PowerCenter XML

runrig on 2008-09-28T17:18:01

Everyone I talk with says that mucking with the XML exported by Informatica's PowerCenter is not recommended, or that they tried and failed...so I had no choice but to ignore that advice when we were upgrading from version 7 to 8. I think the advice must be from people who don't quite know what they're doing, and/or "parse" with grep/awk/sed.

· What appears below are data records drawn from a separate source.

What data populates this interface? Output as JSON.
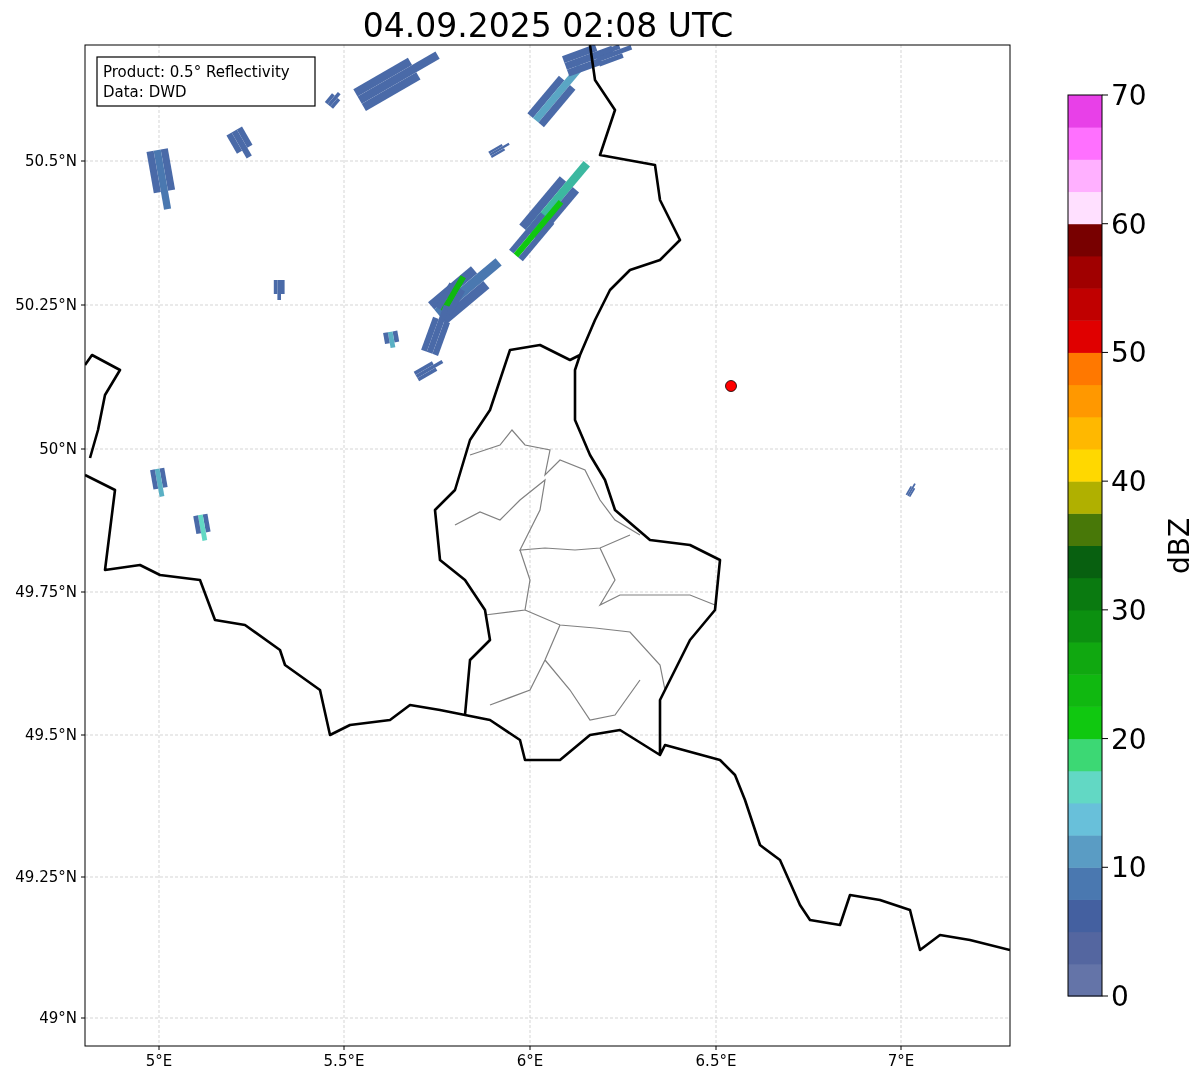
{
  "title": "04.09.2025 02:08 UTC",
  "info_box": {
    "lines": [
      "Product: 0.5° Reflectivity",
      "Data: DWD"
    ]
  },
  "map": {
    "yticks": [
      "50.5°N",
      "50.25°N",
      "50°N",
      "49.75°N",
      "49.5°N",
      "49.25°N",
      "49°N"
    ],
    "xticks": [
      "5°E",
      "5.5°E",
      "6°E",
      "6.5°E",
      "7°E"
    ]
  },
  "colorbar": {
    "label": "dBZ",
    "ticks": [
      "70",
      "60",
      "50",
      "40",
      "30",
      "20",
      "10",
      "0"
    ],
    "bands": [
      {
        "color": "#6474a8"
      },
      {
        "color": "#5466a0"
      },
      {
        "color": "#4460a0"
      },
      {
        "color": "#4a78b0"
      },
      {
        "color": "#5a9cc4"
      },
      {
        "color": "#68c0da"
      },
      {
        "color": "#62d8c4"
      },
      {
        "color": "#3cd874"
      },
      {
        "color": "#10c810"
      },
      {
        "color": "#10b810"
      },
      {
        "color": "#10a810"
      },
      {
        "color": "#0c9010"
      },
      {
        "color": "#0a7a10"
      },
      {
        "color": "#086010"
      },
      {
        "color": "#487808"
      },
      {
        "color": "#b0b000"
      },
      {
        "color": "#ffd800"
      },
      {
        "color": "#ffb800"
      },
      {
        "color": "#ff9800"
      },
      {
        "color": "#ff7800"
      },
      {
        "color": "#e00000"
      },
      {
        "color": "#c00000"
      },
      {
        "color": "#a00000"
      },
      {
        "color": "#780000"
      },
      {
        "color": "#ffe0ff"
      },
      {
        "color": "#ffb0ff"
      },
      {
        "color": "#ff70ff"
      },
      {
        "color": "#e840e8"
      }
    ]
  }
}
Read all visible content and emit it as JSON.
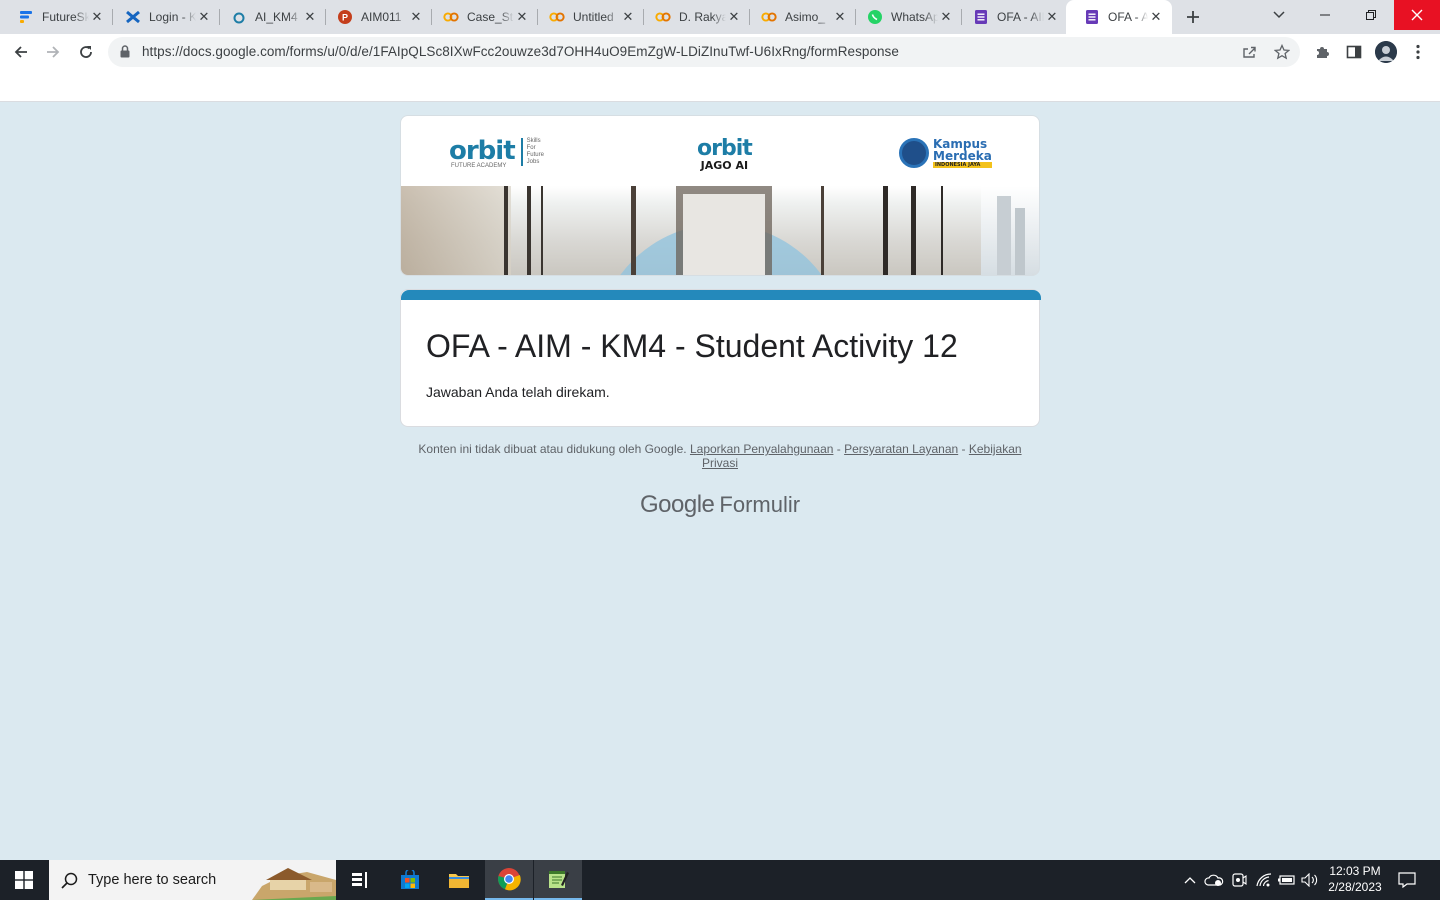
{
  "browser": {
    "tabs": [
      {
        "title": "FutureSkills",
        "icon": "futureskills-icon",
        "color": "#1a73e8"
      },
      {
        "title": "Login - Kampus",
        "icon": "kampus-merdeka-icon",
        "color": "#1565c0"
      },
      {
        "title": "AI_KM4",
        "icon": "orbit-icon",
        "color": "#1d7da6"
      },
      {
        "title": "AIM011",
        "icon": "powerpoint-icon",
        "color": "#c43e1c"
      },
      {
        "title": "Case_Study",
        "icon": "colab-icon",
        "color": "#f9ab00"
      },
      {
        "title": "Untitled",
        "icon": "colab-icon",
        "color": "#f9ab00"
      },
      {
        "title": "D. Rakyat",
        "icon": "colab-icon",
        "color": "#f9ab00"
      },
      {
        "title": "Asimo_",
        "icon": "colab-icon",
        "color": "#f9ab00"
      },
      {
        "title": "WhatsApp",
        "icon": "whatsapp-icon",
        "color": "#25d366"
      },
      {
        "title": "OFA - AIM",
        "icon": "google-forms-icon",
        "color": "#673ab7"
      },
      {
        "title": "OFA - AIM",
        "icon": "google-forms-icon",
        "color": "#673ab7",
        "active": true
      }
    ],
    "url": "https://docs.google.com/forms/u/0/d/e/1FAIpQLSc8IXwFcc2ouwze3d7OHH4uO9EmZgW-LDiZInuTwf-U6IxRng/formResponse"
  },
  "header": {
    "orbit": {
      "word": "orbit",
      "sub": "FUTURE ACADEMY",
      "skills": [
        "Skills",
        "For",
        "Future",
        "Jobs"
      ]
    },
    "jago": {
      "word": "orbit",
      "sub": "JAGO AI"
    },
    "km": {
      "line1": "Kampus",
      "line2": "Merdeka",
      "band": "INDONESIA JAYA"
    }
  },
  "form": {
    "title": "OFA - AIM - KM4 - Student Activity 12",
    "message": "Jawaban Anda telah direkam."
  },
  "footer": {
    "note": "Konten ini tidak dibuat atau didukung oleh Google.",
    "abuse_link": "Laporkan Penyalahgunaan",
    "sep": " - ",
    "terms_link": "Persyaratan Layanan",
    "privacy_link": "Kebijakan Privasi",
    "brand_google": "Google",
    "brand_product": "Formulir"
  },
  "taskbar": {
    "search_placeholder": "Type here to search",
    "time": "12:03 PM",
    "date": "2/28/2023"
  },
  "colors": {
    "accent": "#2489bb",
    "page_bg": "#dbe9f0"
  }
}
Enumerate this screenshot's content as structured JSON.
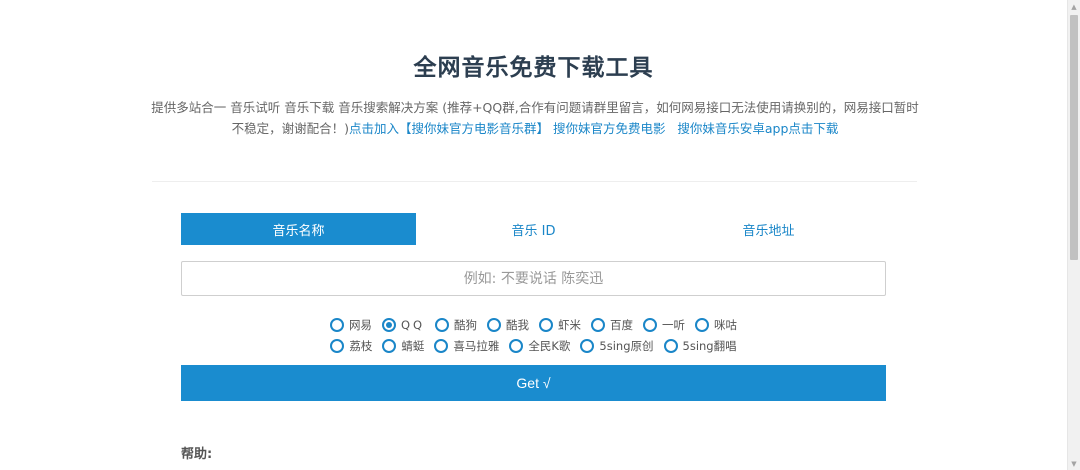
{
  "header": {
    "title": "全网音乐免费下载工具",
    "desc_text": "提供多站合一 音乐试听 音乐下载 音乐搜索解决方案 (推荐+QQ群,合作有问题请群里留言，如何网易接口无法使用请换别的，网易接口暂时不稳定，谢谢配合！)",
    "link_join_group": "点击加入【搜你妹官方电影音乐群】",
    "link_movies": "搜你妹官方免费电影",
    "link_android_app": "搜你妹音乐安卓app点击下载"
  },
  "tabs": [
    {
      "label": "音乐名称",
      "active": true
    },
    {
      "label": "音乐 ID",
      "active": false
    },
    {
      "label": "音乐地址",
      "active": false
    }
  ],
  "search": {
    "placeholder": "例如: 不要说话 陈奕迅",
    "value": ""
  },
  "sources": {
    "row1": [
      {
        "label": "网易",
        "checked": false
      },
      {
        "label": "QQ",
        "checked": true
      },
      {
        "label": "酷狗",
        "checked": false
      },
      {
        "label": "酷我",
        "checked": false
      },
      {
        "label": "虾米",
        "checked": false
      },
      {
        "label": "百度",
        "checked": false
      },
      {
        "label": "一听",
        "checked": false
      },
      {
        "label": "咪咕",
        "checked": false
      }
    ],
    "row2": [
      {
        "label": "荔枝",
        "checked": false
      },
      {
        "label": "蜻蜓",
        "checked": false
      },
      {
        "label": "喜马拉雅",
        "checked": false
      },
      {
        "label": "全民K歌",
        "checked": false
      },
      {
        "label": "5sing原创",
        "checked": false
      },
      {
        "label": "5sing翻唱",
        "checked": false
      }
    ]
  },
  "actions": {
    "get_label": "Get √"
  },
  "help": {
    "label": "帮助:"
  },
  "colors": {
    "accent": "#1a8ccf",
    "link": "#1a86c8",
    "title": "#2c3e50"
  },
  "icons": {
    "scroll_up": "triangle-up-icon",
    "scroll_down": "triangle-down-icon",
    "radio": "radio-circle-icon"
  }
}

I've been messing with more XML in the last few weeks than I have in the last few years. I have my own (shared) opinion about Informatica/ETL (and I've taken up Aristotle's call to action), but at least it provides an opportunity to practice some XML-fu. Most transformations were simple changing of some attributes, but there was one issue where after importing into v8, if you delete a group from a Union transformation, the GUI crashes. So I created a Union transformation from scratch, exported it, and compared it to what I was importing, and hey, there was some stuff missing! So I wrote the following:

  # Fix Union transformations
  my $union_cnt;
  for my $trans (
    $root->findnodes(q[
      //TRANSFORMATION[@TYPE="Custom Transformation" and @TEMPLATENAME="Union Transformation"]
    ])
  ) {
    $union_cnt++;
    my $name = $trans->getAttribute('NAME');
    my $parent = $trans->parentNode();
    print "X: Fixing Union transformation $name\n";
    my @output;
    for my $field (
      $trans->findnodes(q[
        TRANSFORMFIELD[@GROUP="OUTPUT"]/@NAME
      ])
    ) {
      push @output, $field->value();
    }
    my %dep;
    my $dep_cnt;
    for my $field (
      $trans->findnodes(q[
        TRANSFORMFIELD[@PORTTYPE="INPUT"]
      ])
    ) {
      my $name  = $field->getAttribute('NAME');
      my $group = $field->getAttribute('GROUP');
      my $dep_group = $output[$dep{$group}++];
      my $new = $trans->addNewChild( '', 'FIELDDEPENDENCY' );
      $new->setAttribute( 'INPUTFIELD', $name );
      $new->setAttribute( 'OUTPUTFIELD', $dep_group );
    }
  }
  $_->unbindNode() for $root->findnodes('//text()');

Warning: this code is not endorsed or guaranteed by anyone for anything!

The removing of all text nodes was so that the result would stay pretty-printed after output (is there a better/easier way?):

  eval { $doc->toFile($file, 1) } or die "Could not write to $file: $@";

And there are no text nodes with anything but whitespace anyway. XML::LibXML seemed hard to use at first, but once you get used to how the docs are arranged (and learn some XPath), it's quite easy.